Sie soll den Patienten zur Verfügung gestellt werden, die trotz der aufkommenden ICT nicht oder sehr schwer einstellbar sind. Die ICT, die intensiv konventionelle Therapie oder Mehrspritzentherapie stößt auch zum Teil in der Flexibilität der Betroffenen an ihre Grenzen. Zudem arbeitet die Bauchspeicheldrüse beim Gesunden nicht nur fünfmal am Tag, d.h. selbst bei einer Therapie mit mehrmaligem Spritzen verschiedenster Insuline kann es zum Versorgungsmangel kommen. Kurz gesagt, man versucht eine normnahe Einstellung damit zu ermöglichen.
1980 schafft die Forschung eine erste praktikable Lösung und so kommt es zur Vorstellung der ersten tragbaren Insulinspritzenpumpe.
Nach meinen Informationen ist die Promedos, die mit Hilfe der Firma Siemens gebaute, erste Insulinpumpe der Welt.

Etwa zeitgleich kommt mit der Betatron I von Eli Lilly eine Wahlmöglichkeit hinzu.

Es folgen Mitte der 80er Jahre verschiedene Hersteller mit ihren Modellen.
Auch in der DDR ist es 1985 soweit. 
Die aktuellen Insulinpumpen geben heute in kurzfristigen Intervallen Insulin ab.
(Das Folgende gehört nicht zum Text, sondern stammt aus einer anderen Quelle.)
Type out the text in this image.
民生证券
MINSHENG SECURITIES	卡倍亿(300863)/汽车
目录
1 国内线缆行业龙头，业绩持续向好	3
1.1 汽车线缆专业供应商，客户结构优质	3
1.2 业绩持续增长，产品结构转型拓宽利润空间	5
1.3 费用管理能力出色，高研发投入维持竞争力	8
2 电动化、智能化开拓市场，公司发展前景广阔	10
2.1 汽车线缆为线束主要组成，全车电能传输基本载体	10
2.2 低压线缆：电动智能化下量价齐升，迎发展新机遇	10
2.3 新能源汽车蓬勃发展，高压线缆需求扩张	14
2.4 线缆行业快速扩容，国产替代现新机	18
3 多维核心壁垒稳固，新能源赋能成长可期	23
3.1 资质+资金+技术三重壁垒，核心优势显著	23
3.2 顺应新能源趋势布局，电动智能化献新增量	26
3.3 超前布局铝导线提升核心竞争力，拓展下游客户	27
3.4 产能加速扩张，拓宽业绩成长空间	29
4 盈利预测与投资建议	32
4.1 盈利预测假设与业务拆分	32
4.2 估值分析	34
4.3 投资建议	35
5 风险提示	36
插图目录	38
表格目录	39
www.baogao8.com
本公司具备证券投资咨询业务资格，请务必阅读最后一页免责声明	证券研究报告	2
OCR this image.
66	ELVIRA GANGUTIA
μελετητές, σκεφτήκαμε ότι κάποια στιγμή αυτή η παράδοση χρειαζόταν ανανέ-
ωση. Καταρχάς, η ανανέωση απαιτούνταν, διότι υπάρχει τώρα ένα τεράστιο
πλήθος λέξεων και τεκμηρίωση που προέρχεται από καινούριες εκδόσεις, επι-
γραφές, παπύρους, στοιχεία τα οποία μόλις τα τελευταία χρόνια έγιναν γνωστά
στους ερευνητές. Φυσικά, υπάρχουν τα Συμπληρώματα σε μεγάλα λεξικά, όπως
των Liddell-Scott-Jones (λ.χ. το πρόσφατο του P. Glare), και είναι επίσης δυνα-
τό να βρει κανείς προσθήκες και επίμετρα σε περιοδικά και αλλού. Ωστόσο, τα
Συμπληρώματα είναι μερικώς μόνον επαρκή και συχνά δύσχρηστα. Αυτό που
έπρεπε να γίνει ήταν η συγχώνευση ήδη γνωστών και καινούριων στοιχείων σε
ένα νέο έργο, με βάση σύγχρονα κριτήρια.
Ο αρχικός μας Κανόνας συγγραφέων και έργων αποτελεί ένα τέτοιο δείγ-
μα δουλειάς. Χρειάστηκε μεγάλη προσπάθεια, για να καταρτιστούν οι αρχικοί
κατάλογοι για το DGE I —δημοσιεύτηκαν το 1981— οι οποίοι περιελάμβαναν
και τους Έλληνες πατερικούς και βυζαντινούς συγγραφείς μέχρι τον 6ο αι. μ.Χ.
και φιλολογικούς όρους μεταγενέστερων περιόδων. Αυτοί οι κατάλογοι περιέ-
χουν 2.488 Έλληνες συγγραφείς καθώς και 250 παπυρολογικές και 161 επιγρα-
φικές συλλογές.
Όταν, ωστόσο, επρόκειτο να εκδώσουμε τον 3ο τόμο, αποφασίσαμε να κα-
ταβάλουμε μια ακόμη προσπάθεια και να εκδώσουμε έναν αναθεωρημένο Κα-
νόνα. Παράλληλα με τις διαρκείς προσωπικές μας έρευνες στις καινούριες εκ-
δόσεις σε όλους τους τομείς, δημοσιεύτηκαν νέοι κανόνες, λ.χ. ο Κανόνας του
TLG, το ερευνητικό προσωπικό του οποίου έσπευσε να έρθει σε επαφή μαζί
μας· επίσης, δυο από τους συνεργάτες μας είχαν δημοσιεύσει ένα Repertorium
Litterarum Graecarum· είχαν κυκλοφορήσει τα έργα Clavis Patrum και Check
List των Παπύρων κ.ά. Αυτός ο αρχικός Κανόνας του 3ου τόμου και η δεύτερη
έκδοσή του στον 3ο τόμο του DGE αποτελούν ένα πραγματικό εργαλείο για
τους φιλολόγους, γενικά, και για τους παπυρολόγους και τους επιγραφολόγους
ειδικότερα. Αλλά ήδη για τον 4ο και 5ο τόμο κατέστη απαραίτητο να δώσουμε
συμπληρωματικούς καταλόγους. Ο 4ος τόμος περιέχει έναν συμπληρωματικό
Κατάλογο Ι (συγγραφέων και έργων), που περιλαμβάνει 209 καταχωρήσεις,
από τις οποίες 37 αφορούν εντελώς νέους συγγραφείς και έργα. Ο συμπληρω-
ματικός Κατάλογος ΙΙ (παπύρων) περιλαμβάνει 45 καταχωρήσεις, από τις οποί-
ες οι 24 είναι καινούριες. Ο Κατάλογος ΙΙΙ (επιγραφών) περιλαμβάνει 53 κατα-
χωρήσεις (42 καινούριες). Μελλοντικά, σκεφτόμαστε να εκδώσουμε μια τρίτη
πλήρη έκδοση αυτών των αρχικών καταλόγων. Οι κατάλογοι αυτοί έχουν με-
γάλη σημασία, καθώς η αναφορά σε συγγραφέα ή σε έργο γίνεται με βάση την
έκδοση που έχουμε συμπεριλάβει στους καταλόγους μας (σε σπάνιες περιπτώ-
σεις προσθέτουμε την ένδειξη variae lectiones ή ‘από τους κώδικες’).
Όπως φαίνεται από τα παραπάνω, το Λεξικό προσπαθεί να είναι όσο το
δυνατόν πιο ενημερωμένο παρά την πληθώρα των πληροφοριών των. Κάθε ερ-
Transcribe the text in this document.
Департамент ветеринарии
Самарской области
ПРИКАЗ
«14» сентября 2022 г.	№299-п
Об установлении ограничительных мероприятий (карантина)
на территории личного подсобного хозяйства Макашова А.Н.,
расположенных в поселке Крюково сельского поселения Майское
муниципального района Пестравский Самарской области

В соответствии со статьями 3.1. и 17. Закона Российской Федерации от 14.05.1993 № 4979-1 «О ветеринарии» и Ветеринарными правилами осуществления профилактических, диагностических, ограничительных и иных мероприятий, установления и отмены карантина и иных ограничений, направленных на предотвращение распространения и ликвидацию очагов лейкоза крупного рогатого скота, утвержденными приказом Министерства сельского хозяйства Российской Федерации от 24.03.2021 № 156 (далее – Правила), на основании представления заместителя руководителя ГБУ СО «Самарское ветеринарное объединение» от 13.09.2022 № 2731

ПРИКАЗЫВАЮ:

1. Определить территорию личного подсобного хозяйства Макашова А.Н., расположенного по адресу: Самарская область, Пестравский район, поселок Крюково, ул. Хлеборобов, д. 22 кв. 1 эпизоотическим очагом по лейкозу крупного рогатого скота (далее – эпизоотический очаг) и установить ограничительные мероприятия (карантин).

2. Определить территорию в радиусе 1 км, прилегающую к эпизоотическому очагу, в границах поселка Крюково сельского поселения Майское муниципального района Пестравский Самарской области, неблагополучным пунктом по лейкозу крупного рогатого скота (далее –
Von der Pumpe führt es über einen Katheterschlauch zur Nadel. Diese wird positioniert und gesetzt. Der Wechsel dieses Hilfsmittels erfolgt in zwei- bis dreitägigen Wechsel. Das Blutzuckermessen entfällt allerdings nicht, weil es die heutigen Geräte noch nicht können. Sie werden mit Hilfe von so genannten Basalratentests, welche kohlenhydratfrei erfolgen, programmiert. Diese Basalrate gibt dann die Versorgung der Körperzellen ohne Nahrungsaufnahme wieder. Wird gegessen, muss durch Knopfdruck abgespritzt werden.